Therese May’s draft Brexit agreement has provoked strong reactions from key players within the UK food industry. Speaking during the EDA Annual Convention taking place in Dublin last week, Paul Vernon, Dairy UK Chairman and CEO of Glanbia Cheese commented: “Businesses need time to be able to implement and test any proposed Brexit agreement. Deviation from how we operate today will cost businesses money, so the more time and clarity we have the more successful we can make any Brexit outcome. From the outset of the Brexit negotiations Dairy UK has called for clarity and we continue to do so today.”

Meanwhile, Food & Drink Federation (FDF) Chief Executive, Ian Wright, said: “We would welcome any clarity relating to a potential agreement with the EU. While this is a step in the right direction, uncertainty remains. Food and drink manufacturers will have to continue planning for a variety of scenarios until our politicians have cast their judgement on the suitability of this deal. This will result in businesses incurring significant costs and devoting additional time and effort to such endeavours. Until the withdrawal agreement implementation bill receives Royal Assent, the spectre of a ‘no-deal’ Brexit looms large over our industry.”
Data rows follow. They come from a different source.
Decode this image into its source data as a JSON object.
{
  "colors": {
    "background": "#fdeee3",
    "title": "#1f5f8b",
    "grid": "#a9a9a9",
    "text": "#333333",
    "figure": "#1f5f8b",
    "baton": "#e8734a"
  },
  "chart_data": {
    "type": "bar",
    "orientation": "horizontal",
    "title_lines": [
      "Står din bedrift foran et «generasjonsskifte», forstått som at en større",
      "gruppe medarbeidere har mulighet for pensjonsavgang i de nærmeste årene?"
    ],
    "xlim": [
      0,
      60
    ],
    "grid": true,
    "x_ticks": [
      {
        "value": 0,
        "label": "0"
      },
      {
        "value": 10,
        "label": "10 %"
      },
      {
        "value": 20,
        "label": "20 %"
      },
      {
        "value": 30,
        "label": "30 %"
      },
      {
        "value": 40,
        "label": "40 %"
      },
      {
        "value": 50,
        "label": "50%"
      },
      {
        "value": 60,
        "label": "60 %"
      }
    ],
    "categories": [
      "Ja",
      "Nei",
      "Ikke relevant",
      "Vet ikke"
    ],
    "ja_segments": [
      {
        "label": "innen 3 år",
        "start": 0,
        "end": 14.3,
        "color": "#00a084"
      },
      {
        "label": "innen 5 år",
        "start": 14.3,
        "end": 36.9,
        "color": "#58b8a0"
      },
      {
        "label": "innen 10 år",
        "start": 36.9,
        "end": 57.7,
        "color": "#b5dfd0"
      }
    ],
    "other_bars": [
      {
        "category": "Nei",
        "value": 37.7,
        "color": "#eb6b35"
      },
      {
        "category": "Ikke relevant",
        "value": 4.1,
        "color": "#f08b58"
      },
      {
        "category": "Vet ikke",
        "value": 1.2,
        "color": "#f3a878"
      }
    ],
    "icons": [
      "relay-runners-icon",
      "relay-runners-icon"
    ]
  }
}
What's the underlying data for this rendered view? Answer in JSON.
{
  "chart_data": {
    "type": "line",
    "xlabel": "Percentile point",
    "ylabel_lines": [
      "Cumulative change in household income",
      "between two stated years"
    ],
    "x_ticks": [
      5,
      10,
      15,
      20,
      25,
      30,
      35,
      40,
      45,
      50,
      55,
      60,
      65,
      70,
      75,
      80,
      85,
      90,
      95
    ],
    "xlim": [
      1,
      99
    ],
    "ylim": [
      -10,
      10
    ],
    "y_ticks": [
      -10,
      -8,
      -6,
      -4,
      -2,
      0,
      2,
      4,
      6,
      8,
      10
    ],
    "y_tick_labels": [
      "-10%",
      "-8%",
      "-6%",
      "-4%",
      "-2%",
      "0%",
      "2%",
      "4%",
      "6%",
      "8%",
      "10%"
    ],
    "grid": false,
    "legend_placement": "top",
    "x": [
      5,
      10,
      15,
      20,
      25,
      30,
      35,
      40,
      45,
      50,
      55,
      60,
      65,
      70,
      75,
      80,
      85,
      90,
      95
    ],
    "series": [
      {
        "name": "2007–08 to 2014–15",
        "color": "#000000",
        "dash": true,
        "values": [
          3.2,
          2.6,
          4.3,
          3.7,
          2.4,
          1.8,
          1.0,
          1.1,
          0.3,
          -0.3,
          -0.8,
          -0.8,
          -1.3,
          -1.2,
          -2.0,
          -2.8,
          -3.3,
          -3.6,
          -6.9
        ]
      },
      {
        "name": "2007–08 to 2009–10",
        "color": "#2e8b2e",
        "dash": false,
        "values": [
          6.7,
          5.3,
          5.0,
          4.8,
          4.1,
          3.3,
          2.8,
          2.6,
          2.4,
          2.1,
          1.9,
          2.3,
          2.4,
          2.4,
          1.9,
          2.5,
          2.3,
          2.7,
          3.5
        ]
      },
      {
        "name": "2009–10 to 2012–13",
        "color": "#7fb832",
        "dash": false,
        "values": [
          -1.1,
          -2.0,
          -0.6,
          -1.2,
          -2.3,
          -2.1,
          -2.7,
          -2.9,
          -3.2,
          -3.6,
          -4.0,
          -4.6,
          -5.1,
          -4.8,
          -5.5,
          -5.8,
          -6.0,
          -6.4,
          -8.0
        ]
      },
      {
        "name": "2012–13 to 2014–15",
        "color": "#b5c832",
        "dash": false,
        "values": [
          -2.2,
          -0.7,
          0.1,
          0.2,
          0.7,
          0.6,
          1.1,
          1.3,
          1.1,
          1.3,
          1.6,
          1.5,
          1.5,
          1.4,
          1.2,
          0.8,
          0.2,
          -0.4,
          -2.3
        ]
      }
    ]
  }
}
Back in October, the FDF business confidence survey revealed that over a third (38 per cent) of food and drink manufacturers surveyed had repeated an increase in costs as a result of stockpiling ahead of a possible ‘no-deal’ Brexit. This week, The Guardian reported that the UK is running out of warehousing space, as retailers and manufacturers rush to stockpile amid growing fears of a no-deal Brexit. Ian Wright told the newspaper, “All the arithmetic seems to suggest that it will be impossible for the prime minister to get her deal through, so retailers and food manufacturers are continuing with contingency plans.”